Dari Sunnah; hadis Abdullah bin Amr bin al-Ash radhiyallahu’anhuma yang diriwayatkan oleh Bukhari bahwa Nabi shallallahu alaihi wasallam bersabda: “Sampaikanlah dariku walau satu ayat, ceritakan (berita-berita) dari Bani Israil, dan (hal itu) tidak ada masalah, dan barangsiapa yang dengan sengaja berdusta atas namaku; hendaklah ia mengambil tempatnya di neraka“([5]), dan hadis Abu Umamah radhiyallahu’anhu yang diriwayatkan oleh Imam Ahmad bahwa Nabi shallallahu alaihi wasallam bersabda: “Jika Ahli Kitab menyampaikan suatu berita, janganlah kamu mempercayainya atau mengingkarinya, namun katatkanlah: Kami beriman kepada Allah, kitab-kitab-Nya, dan rasul-rasul-Nya. Jika hal itu benar; kalian tidak mendustakannya, dan jika hal itu batil (salah) kalian tidak membenarkannya”([6]).

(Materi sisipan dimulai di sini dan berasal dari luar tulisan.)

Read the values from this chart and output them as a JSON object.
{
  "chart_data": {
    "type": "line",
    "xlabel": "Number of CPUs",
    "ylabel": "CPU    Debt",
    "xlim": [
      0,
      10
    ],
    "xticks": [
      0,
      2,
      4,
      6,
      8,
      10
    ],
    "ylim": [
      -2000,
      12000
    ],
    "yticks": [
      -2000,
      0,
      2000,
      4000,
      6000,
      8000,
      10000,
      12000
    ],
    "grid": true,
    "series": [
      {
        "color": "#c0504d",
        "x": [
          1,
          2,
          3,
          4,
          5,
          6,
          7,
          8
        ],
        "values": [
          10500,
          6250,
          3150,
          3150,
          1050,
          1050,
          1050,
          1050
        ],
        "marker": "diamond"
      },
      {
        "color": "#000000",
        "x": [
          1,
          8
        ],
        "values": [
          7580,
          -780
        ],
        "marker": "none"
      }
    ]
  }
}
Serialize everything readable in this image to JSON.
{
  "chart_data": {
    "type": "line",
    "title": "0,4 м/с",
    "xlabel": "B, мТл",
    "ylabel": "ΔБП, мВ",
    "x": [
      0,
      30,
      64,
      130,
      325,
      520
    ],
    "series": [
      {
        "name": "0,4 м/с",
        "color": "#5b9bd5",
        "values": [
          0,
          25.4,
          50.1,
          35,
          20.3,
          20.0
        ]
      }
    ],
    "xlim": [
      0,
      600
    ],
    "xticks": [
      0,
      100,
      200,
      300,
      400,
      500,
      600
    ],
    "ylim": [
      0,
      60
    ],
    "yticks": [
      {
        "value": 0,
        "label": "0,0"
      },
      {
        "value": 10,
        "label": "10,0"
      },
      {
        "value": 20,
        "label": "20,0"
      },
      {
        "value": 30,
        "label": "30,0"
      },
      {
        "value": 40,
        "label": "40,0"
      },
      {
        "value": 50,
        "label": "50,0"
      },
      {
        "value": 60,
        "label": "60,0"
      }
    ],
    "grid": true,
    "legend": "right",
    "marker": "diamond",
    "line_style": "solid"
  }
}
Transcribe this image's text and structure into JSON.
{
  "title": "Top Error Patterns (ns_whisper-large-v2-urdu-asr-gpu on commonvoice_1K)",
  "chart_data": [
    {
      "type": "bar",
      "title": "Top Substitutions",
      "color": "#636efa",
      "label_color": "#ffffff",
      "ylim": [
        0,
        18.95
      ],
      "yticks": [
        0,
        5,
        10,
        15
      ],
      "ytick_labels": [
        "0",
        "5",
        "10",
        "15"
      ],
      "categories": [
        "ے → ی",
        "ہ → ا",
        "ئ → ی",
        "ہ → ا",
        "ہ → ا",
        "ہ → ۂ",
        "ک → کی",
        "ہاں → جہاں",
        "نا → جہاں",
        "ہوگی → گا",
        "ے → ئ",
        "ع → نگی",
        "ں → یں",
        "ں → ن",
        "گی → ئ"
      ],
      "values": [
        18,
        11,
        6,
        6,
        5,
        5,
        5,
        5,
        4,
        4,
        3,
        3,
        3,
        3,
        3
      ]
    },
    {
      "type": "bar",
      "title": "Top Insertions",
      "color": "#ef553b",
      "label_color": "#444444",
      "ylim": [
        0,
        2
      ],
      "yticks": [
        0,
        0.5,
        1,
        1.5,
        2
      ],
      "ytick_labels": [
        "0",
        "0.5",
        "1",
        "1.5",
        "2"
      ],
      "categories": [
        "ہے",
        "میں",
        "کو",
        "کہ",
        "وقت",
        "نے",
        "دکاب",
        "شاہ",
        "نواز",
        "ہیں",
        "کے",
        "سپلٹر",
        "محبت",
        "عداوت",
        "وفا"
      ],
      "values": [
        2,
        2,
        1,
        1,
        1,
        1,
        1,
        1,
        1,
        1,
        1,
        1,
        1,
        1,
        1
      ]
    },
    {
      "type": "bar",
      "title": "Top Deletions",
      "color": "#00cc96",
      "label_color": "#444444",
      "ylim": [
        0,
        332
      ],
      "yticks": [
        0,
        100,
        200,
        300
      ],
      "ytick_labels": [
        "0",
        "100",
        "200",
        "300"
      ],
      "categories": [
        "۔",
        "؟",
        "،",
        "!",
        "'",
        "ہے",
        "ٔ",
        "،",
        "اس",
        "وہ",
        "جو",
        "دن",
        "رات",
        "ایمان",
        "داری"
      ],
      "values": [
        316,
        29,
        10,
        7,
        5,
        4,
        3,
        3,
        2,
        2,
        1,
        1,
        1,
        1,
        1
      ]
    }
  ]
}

Dari Ijmak; para sahabat sepakat secara diam tidak melarang tentang hal itu.
- Dilarang mengambil manfaat darinya, dengan dalil hadis Jabir bin Abdillah radhiyallahu’anhuma yang diriwayatkan oleh Imam Ahmad dalam musnadnya bahwa Nabi shallallahu alaihi wasallam bersabda: “Janganlah kamu bertanya apapun kepada Ahli Kitab, karena mereka telah tersesat dan tidak akan memberi petunjuk kepadamu, sebab kamu akan membenarkan yang batil, atau mendustakan yang benar, seandainya Musa masih hidup di antara kamu;niscaya dia tidak punya pilihan selain mengikutiku“([7]).
([1] (Catatan: Para ulama tiga generasi ini (sahabat, tabiin, dan pengikut tabiin) menafsirkan ayat tersebut dengan cerita ini, namun itu tidak berarti bahwa mereka mengakui kebenaran kisah secara rinci, karena rinciannya perlu diteliti kebenaran atau tidaknya dengan cara yang lain.
([2] ((Tafsir al-Thabari 20/64).
([3] ((Tafsir al-Thabari 10/509).
([4] ((Tafsir al-Thabari 20/106-107).
([5] ((HR. Bukhari, Kitab hadis para nabi, Bab tentang Bani Israil, No. 3461).
([6] ((HR. Ahmad 28/460, No. 17255), dan diriwayatkan oleh Abu Dawud sebagaimana telah disebutkan sebelumnya.